5
votes

I'm using a UDF written in python in order to change the base of a number.

So I read a parquet file and write to a parquet file and applying the UDF. Here is the line I run:

input_df.withColumn("origin_base", convert_2_dest_base(input_df.origin_base)).write.mode('overwrite').parquet(destination_path)

This conversion makes spark to utilize a lot of memory and I get this kind of warnings:

17/06/18 08:05:39 WARN TaskSetManager: Lost task 40.0 in stage 4.0 (TID 183, ip-10-100-5-196.ec2.internal, executor 19): ExecutorLostFailure (executor 19 exited caused by one of the running tasks) Reason: Container killed by YARN for exceeding memory limits. 4.4 GB of 4.4 GB physical memory used. Consider boosting spark.yarn.executor.memoryOverhead.

and in the end it fails.

Does UDF is not the right approach? Why is it consuming so much memory?

2
hard to tell what's te right approach without sharing a fully reproducible example. - mtoto

2 Answers

6
votes

For pyspark, data is processed in Python and cached / shuffled in the JVM. If you are using built in Python API, there would not be much difference in terms of performance to scala. See python vs scala performance

enter image description here

When you use udf, since your local defined function does not registered in native JVM structure and so can't be implemented by simple java API call, it has to be serialize/deserialize to Python worker. Then data will be processed in Python worker and serialize/deserialize back to JVM.

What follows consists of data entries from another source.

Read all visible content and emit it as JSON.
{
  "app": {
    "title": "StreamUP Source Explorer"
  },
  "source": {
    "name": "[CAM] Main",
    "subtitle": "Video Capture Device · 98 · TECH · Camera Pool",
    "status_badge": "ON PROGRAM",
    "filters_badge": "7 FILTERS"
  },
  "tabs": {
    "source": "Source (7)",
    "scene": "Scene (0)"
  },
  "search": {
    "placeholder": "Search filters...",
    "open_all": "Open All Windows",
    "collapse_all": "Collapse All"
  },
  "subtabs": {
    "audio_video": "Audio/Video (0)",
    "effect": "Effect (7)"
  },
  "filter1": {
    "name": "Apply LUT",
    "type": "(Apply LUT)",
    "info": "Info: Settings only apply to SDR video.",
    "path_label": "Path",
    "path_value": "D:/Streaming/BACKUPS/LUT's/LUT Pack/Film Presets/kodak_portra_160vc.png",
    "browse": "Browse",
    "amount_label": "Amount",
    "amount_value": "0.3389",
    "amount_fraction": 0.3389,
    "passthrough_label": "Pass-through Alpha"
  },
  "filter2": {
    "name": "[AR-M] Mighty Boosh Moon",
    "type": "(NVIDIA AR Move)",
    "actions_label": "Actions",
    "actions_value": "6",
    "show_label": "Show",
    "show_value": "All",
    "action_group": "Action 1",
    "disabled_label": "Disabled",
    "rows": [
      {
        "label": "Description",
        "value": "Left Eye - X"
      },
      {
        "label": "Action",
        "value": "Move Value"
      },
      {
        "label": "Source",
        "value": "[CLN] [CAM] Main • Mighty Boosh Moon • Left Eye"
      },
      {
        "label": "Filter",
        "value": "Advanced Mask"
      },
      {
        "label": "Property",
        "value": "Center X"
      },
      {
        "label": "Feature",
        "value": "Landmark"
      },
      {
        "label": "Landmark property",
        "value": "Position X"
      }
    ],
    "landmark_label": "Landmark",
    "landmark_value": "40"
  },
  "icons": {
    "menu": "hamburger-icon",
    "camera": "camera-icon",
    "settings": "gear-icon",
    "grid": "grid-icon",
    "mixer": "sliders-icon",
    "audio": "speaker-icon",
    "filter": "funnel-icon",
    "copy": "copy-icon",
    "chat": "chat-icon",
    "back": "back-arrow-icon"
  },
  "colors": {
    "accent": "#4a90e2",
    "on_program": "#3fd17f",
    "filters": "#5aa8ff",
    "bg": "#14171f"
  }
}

The Python worker now need to process the serialized data in the off-heap memory, it consumes huge off-heap memory and so it often leads to memoryOverhead.

Performance wise, serialization is slow and it is often the key for performance tuning.

0
votes

udf function use serialization and deserialization methods for columns conversion. Thats the reason for use of a lot of memory. You can look at spark functions for alternatives.